A dívida com vencimentos mais longos, maior duração ou nota de crédito mais baixa supera o desempenho dos segmentos de prazos mais curtos e seguros do mercado em novembro, mesmo com o rendimento médio de títulos em dólares de mercados emergentes em mínima histórica. Títulos de maior risco eram negociados com desconto nos meses anteriores à vitória de Joe Biden nas eleições presidenciais dos EUA.

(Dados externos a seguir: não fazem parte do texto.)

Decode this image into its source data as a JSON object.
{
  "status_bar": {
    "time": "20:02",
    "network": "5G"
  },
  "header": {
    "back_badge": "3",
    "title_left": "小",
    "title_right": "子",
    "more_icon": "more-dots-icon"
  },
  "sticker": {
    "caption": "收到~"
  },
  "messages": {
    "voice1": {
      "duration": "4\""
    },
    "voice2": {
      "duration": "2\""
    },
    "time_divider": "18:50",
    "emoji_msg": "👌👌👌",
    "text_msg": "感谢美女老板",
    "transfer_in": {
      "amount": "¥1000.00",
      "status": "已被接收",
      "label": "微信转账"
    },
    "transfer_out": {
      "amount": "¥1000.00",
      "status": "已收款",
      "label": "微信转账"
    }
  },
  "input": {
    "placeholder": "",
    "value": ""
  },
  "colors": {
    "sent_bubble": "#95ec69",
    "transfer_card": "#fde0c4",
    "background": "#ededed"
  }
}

“Há um interesse geral crescente por rendimentos e mercados emergentes especificamente, incluindo títulos corporativos”, disse Cristian Maggio, responsável por estratégia de mercados emergentes da TD Securities, em Londres. “A política acomodatícia do Federal Reserve pode permanecer em vigor por ainda mais tempo, sugerindo uma aposta de duração-extensão.”

Dívidas com vencimento daqui a mais de uma década oferecem, neste mês, retorno 10 vezes maior do que títulos com prazo menor do que um ano, segundo o índice Bloomberg Barclays EM USD Aggregate Total Return, que inclui títulos soberanos e corporativos. O movimento marca uma virada do mercado: títulos de prazo mais longo tiveram o pior desempenho no período de setembro a outubro.

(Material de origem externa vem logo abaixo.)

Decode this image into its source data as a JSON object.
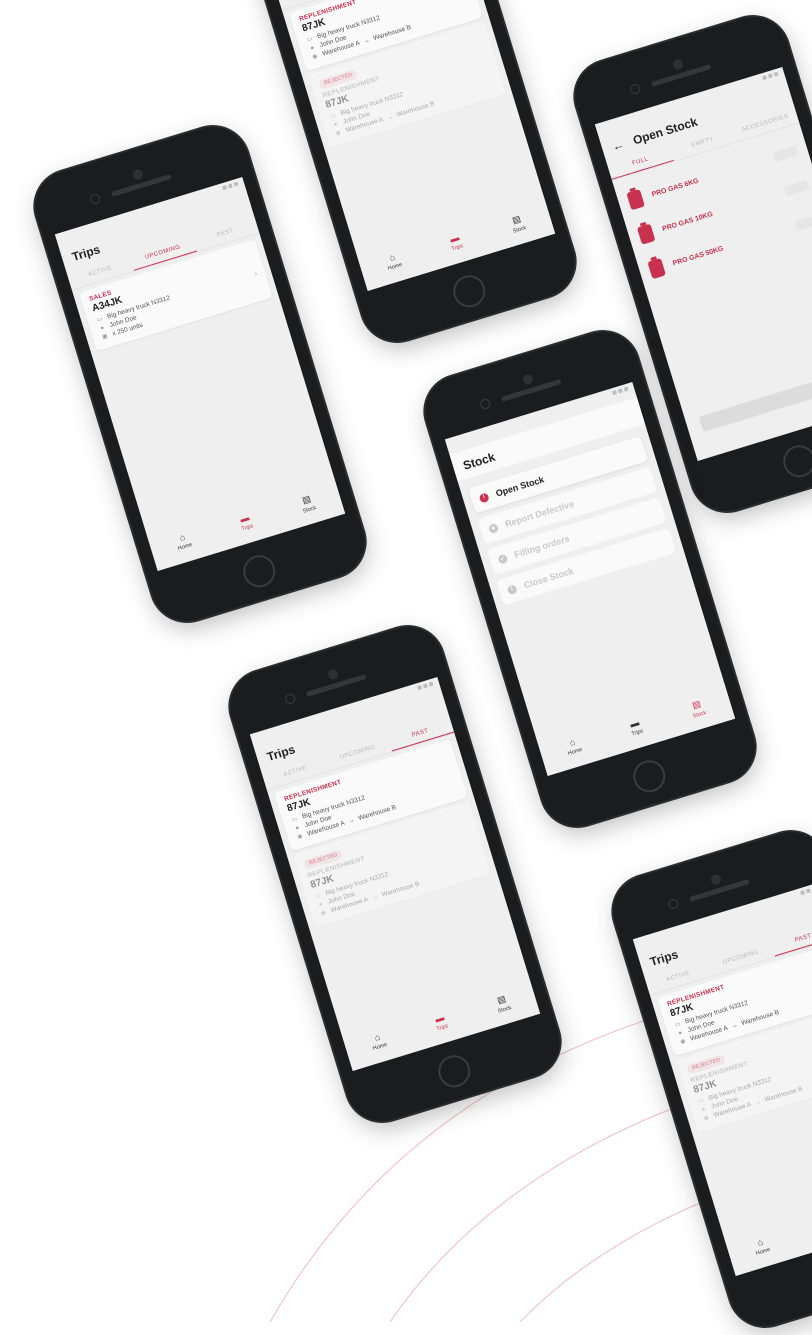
{
  "colors": {
    "accent": "#c8324e",
    "screen_bg": "#efefef",
    "phone_body": "#1b1c1e",
    "deco_line": "#f0c6cc"
  },
  "nav": {
    "home": "Home",
    "trips": "Trips",
    "stock": "Stock"
  },
  "trips_upcoming": {
    "title": "Trips",
    "tabs": [
      "ACTIVE",
      "UPCOMING",
      "PAST"
    ],
    "active_tab": "UPCOMING",
    "card": {
      "type": "SALES",
      "code": "A34JK",
      "vehicle": "Big heavy truck N3312",
      "driver": "John Doe",
      "units": "x 250 units"
    }
  },
  "trips_past": {
    "title": "Trips",
    "tabs": [
      "ACTIVE",
      "UPCOMING",
      "PAST"
    ],
    "active_tab": "PAST",
    "cards": [
      {
        "badge": "",
        "type": "REPLENISHMENT",
        "code": "87JK",
        "vehicle": "Big heavy truck N3312",
        "driver": "John Doe",
        "route_from": "Warehouse A",
        "route_to": "Warehouse B"
      },
      {
        "badge": "REJECTED",
        "type": "REPLENISHMENT",
        "code": "87JK",
        "vehicle": "Big heavy truck N3312",
        "driver": "John Doe",
        "route_from": "Warehouse A",
        "route_to": "Warehouse B"
      }
    ]
  },
  "stock_menu": {
    "title": "Stock",
    "items": [
      "Open Stock",
      "Report Defective",
      "Filling orders",
      "Close Stock"
    ]
  },
  "open_stock": {
    "title": "Open Stock",
    "tabs": [
      "FULL",
      "EMPTY",
      "ACCESSORIES"
    ],
    "products": [
      "PRO GAS 6KG",
      "PRO GAS 10KG",
      "PRO GAS 50KG"
    ]
  },
  "icons": [
    "back-arrow-icon",
    "truck-icon",
    "person-icon",
    "location-pin-icon",
    "box-icon",
    "chevron-right-icon",
    "home-icon",
    "car-icon",
    "clipboard-icon",
    "warning-icon",
    "check-icon",
    "info-icon",
    "gas-cylinder-icon"
  ]
}
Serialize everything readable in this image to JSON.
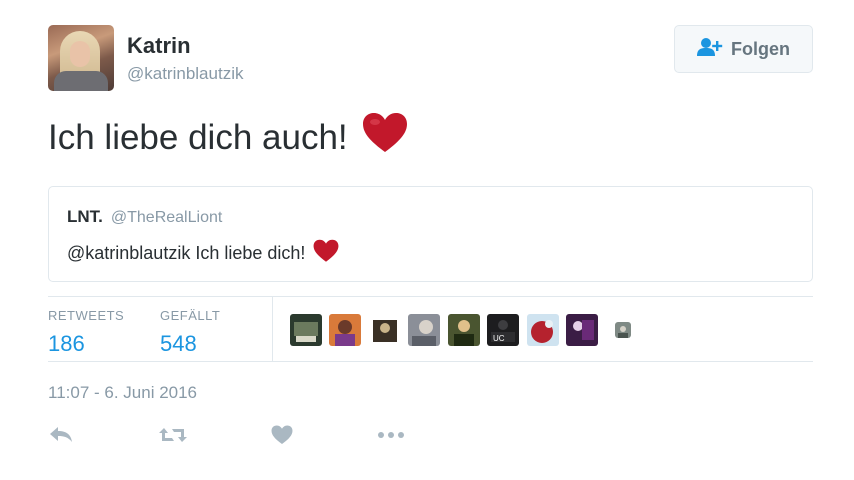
{
  "author": {
    "name": "Katrin",
    "handle": "@katrinblautzik"
  },
  "follow_button": {
    "label": "Folgen",
    "icon": "add-user-icon"
  },
  "tweet": {
    "text": "Ich liebe dich auch!",
    "emoji": "heart-icon"
  },
  "quoted_tweet": {
    "name": "LNT.",
    "handle": "@TheRealLiont",
    "text": "@katrinblautzik Ich liebe dich!",
    "emoji": "heart-icon"
  },
  "stats": {
    "retweets_label": "RETWEETS",
    "retweets_value": "186",
    "likes_label": "GEFÄLLT",
    "likes_value": "548"
  },
  "likers": [
    {
      "icon": "avatar-1",
      "color": "#2b3a2e"
    },
    {
      "icon": "avatar-2",
      "color": "#d97a3a"
    },
    {
      "icon": "avatar-3",
      "color": "#3a3025"
    },
    {
      "icon": "avatar-4",
      "color": "#8b8f98"
    },
    {
      "icon": "avatar-5",
      "color": "#4a5530"
    },
    {
      "icon": "avatar-6",
      "color": "#1d1d1f"
    },
    {
      "icon": "avatar-7",
      "color": "#b5222e"
    },
    {
      "icon": "avatar-8",
      "color": "#3b1d45"
    },
    {
      "icon": "avatar-9",
      "color": "#7f8a85"
    }
  ],
  "timestamp": "11:07 - 6. Juni 2016",
  "actions": [
    "reply-icon",
    "retweet-icon",
    "like-icon",
    "more-icon"
  ],
  "colors": {
    "heart": "#c2182b",
    "link_blue": "#1b95e0",
    "muted": "#8899a6",
    "border": "#e1e8ed",
    "text": "#292f33"
  }
}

Há uma tendência semelhante quando os títulos são classificados pela chamada “duration”, uma métrica que rastreia a sensibilidade dos preços de mercado às mudanças no rendimento. Os investidores agora preferem títulos de maior duração, sugerindo que os juros devem permanecer baixos a nível global. Nos últimos meses, investidores haviam migrado para títulos de curta duração em antecipação a rendimentos mais elevados dos Treasuries dos EUA.

O índice de referência com títulos soberanos e corporativos deu um salto de 2,9% neste mês, reduzindo o rendimento médio em 37 pontos-base.

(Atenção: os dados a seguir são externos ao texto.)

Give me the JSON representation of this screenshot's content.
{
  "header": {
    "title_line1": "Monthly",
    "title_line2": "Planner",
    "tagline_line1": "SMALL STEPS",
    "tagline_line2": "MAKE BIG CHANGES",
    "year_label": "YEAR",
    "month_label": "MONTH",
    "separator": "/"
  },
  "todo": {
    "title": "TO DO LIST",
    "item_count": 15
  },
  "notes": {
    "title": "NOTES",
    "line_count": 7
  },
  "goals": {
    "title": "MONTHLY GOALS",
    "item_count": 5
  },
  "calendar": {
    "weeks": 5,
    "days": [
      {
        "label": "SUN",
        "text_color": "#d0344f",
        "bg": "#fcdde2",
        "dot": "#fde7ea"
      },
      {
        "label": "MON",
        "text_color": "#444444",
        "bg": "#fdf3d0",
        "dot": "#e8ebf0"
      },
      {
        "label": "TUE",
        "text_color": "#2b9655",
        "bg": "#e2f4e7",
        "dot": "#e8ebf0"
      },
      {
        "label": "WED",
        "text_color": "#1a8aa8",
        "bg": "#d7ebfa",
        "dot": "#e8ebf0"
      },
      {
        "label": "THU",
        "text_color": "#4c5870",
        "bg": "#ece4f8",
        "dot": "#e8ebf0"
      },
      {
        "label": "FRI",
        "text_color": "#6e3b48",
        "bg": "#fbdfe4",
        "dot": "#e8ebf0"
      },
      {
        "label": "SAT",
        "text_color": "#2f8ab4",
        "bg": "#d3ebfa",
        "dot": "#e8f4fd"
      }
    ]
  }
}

O fato de que títulos com nota de crédito inferior têm superado o desempenho da dívida com classificação mais elevada sustenta ainda mais a aposta.

A dívida em dólares de mercados emergentes com nota CCC ou CC gerou retornos totais de dois dígitos neste mês, em comparação com ganhos de menos de 2% em títulos A e AA. A alta dos rendimentos dos títulos do Tesouro dos EUA entre agosto e início de novembro reduziu o apelo de títulos com grau de investimento, enquanto a menor incerteza política nos EUA animou traders a comprarem títulos de grau especulativo.

“O princípio é que o mercado busca assumir mais riscos - seja de crédito, duração ou outros fatores”, disse Maggio.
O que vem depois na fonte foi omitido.